Paragraph 1 – point d – point xiv:
(xiv) to ensure that foreign investors are treated in a non-discriminatory fashion and have a fair opportunity to seek and achieve redress of grievances, while benefiting from no greater rights than domestic investors; to oppose the inclusion of ISDS in TTIP, as other options to enforce investment protection are available, such as domestic remedies;
But at the last minute, this amendment was taken down.
Labour MEPs, as part of the Socialist and Democratic group in Europe, made a compromise deal with the Liberal and Conservative members on the committee. They agreed a compromise amendment that still allowed a form of ISDS in the deal.
So Jude Kirton Darling and David Martin voted through the resolution, including this compromise amendment. Emma McClarkin, the Conservative MEP for East Midlands, voted in favour of the resolution. And the other Conservative MEP, David Campbell Bannerman, did not show up.
Overall, the result means that the right for corporations to sue the government if our laws dent their profits has not yet been voted out. Even Jude Kirton-Darling – one of the MEPs who voted for the resolution – admits that the outcome was ‘not ideal’ (source).
You can see the final roll call for the votes in the Trade Committee – both on the TTIP resolution as a whole, and the watered-down version of ISDS – on the European Parliament website here. You can see the texts of the resolution here.
You can read MEPs’ reactions to what happened in the vote below:
John Hilary, Executive Director from War on Want, who has written many of the in-depth briefings of exactly what’s at stake with TTIP, posted this response.
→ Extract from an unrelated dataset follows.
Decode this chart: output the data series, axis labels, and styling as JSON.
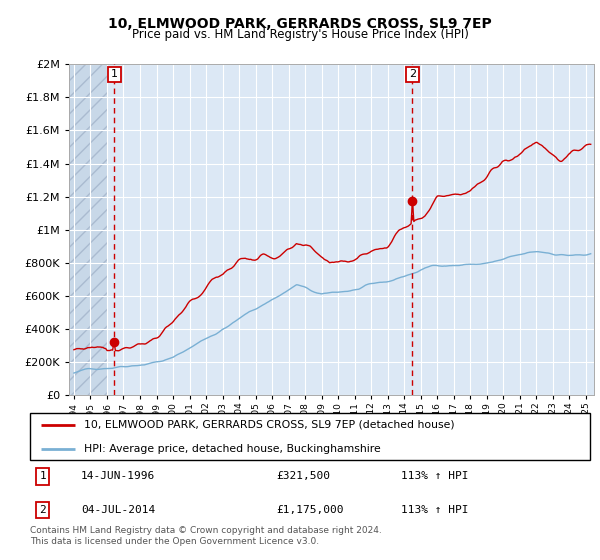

It’s not game over. There’s another, bigger, vote on TTIP less than two weeks away – and we’ve got a plan to help us win.
We’ve exposed the MEPs from the UK who aren’t taking a stand. We’ve put their faces across their local newspapers – everywhere their constituents will see. MEPs won’t want to be shown up in front of their voters. We’ve only got a couple of weeks, but together, we can make them scared not to take a stand.
Right now MEPs seem to be scared to take a strong enough stand against the deal. Even MEPs who had pledged to vote the right way caved into pressure, rather than standing up for what they said they believed in – a democracy that puts people before corporate profits.